Description
Crispy parmesan hasselback potatoes!
Ingredients
Scale
- 4 medium-large gold potatoes
- 3 tbsp olive oil, divided
- 2 tbsp butter, melted
- Salt + Pepper, to taste
For the parmesan mixture
- 1/2 cup parmesan cheese
- 1/2 tsp garlic powder
- 1/2 tsp black pepper
- 1/4 tsp sea salt
For serving
- Extra parmesan
- Fresh parsley
- Dipping sauce of choice
Instructions
- Preheat oven to 425°F and line a large baking sheet with parchment paper. Spread 1 tbsp of the olive oil on the parchment paper.

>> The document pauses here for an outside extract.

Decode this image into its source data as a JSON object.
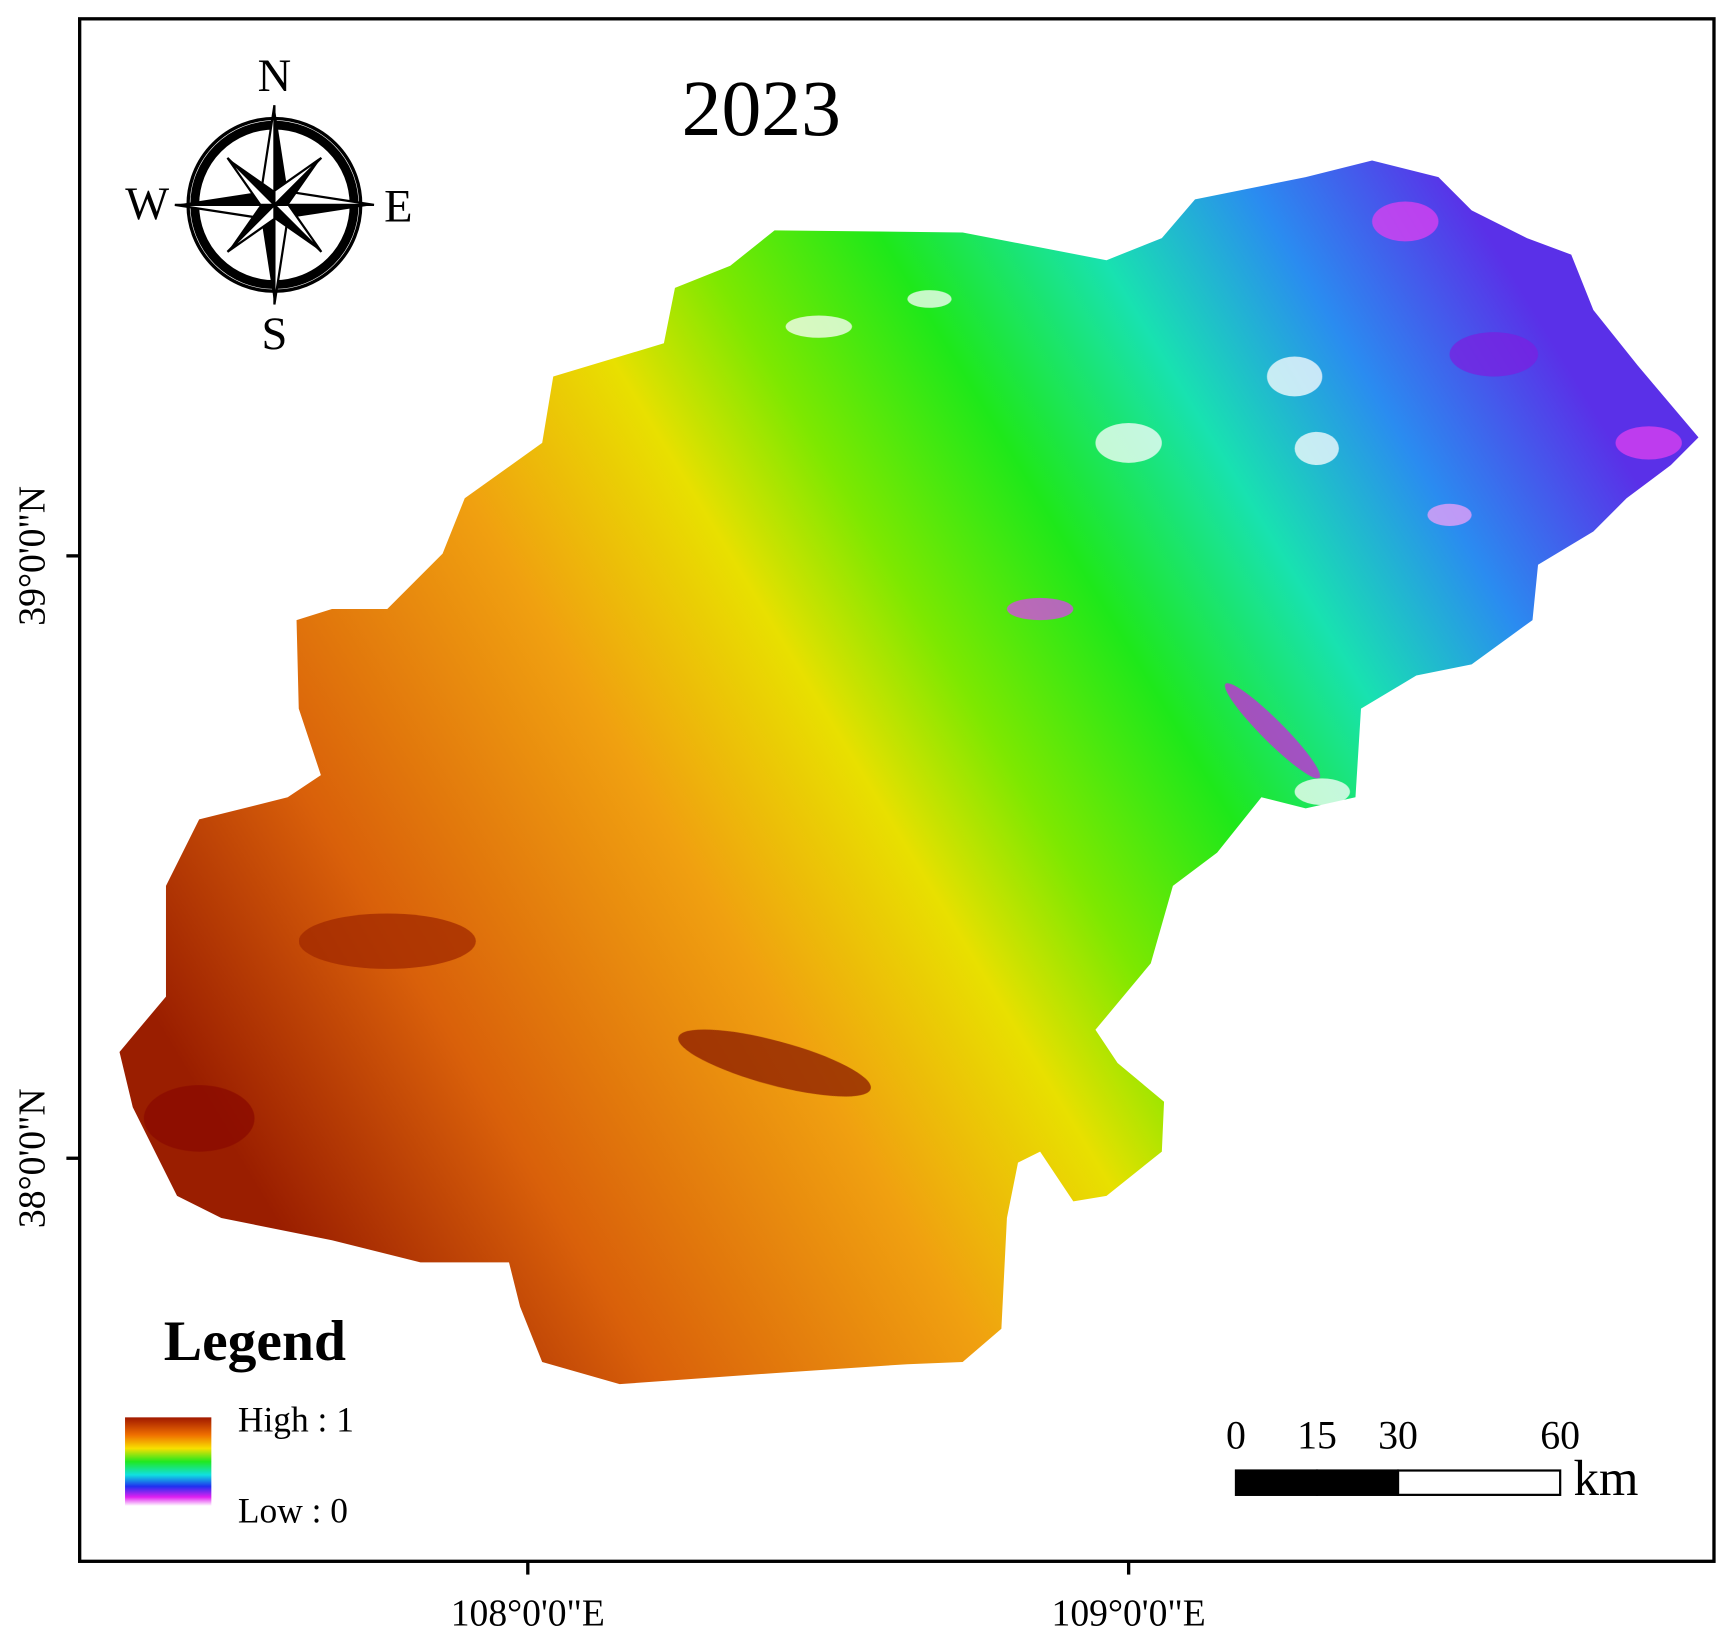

- Slice each potato in half length-wise. Line up chopsticks or skewers on the sides of your potato halves, then use a sharp knife to cut 1/8” thick slices, making sure the knife stops at the skewers and doesn’t cut all the way through.
- Mix the parmesan with the garlic powder, pepper, and salt. Sprinkle on the center of the greased parchment paper. Lay each potato half on the parmesan.
- In a small bowl, mix melted butter with remaining olive oil. Brush each potato with the mixture and season generously with salt and pepper.
- Bake for 45-55 minutes, until potatoes are cooked tonl your liking. Allow to set for 5-10 minutes before topping with parmesan and parsley and serving.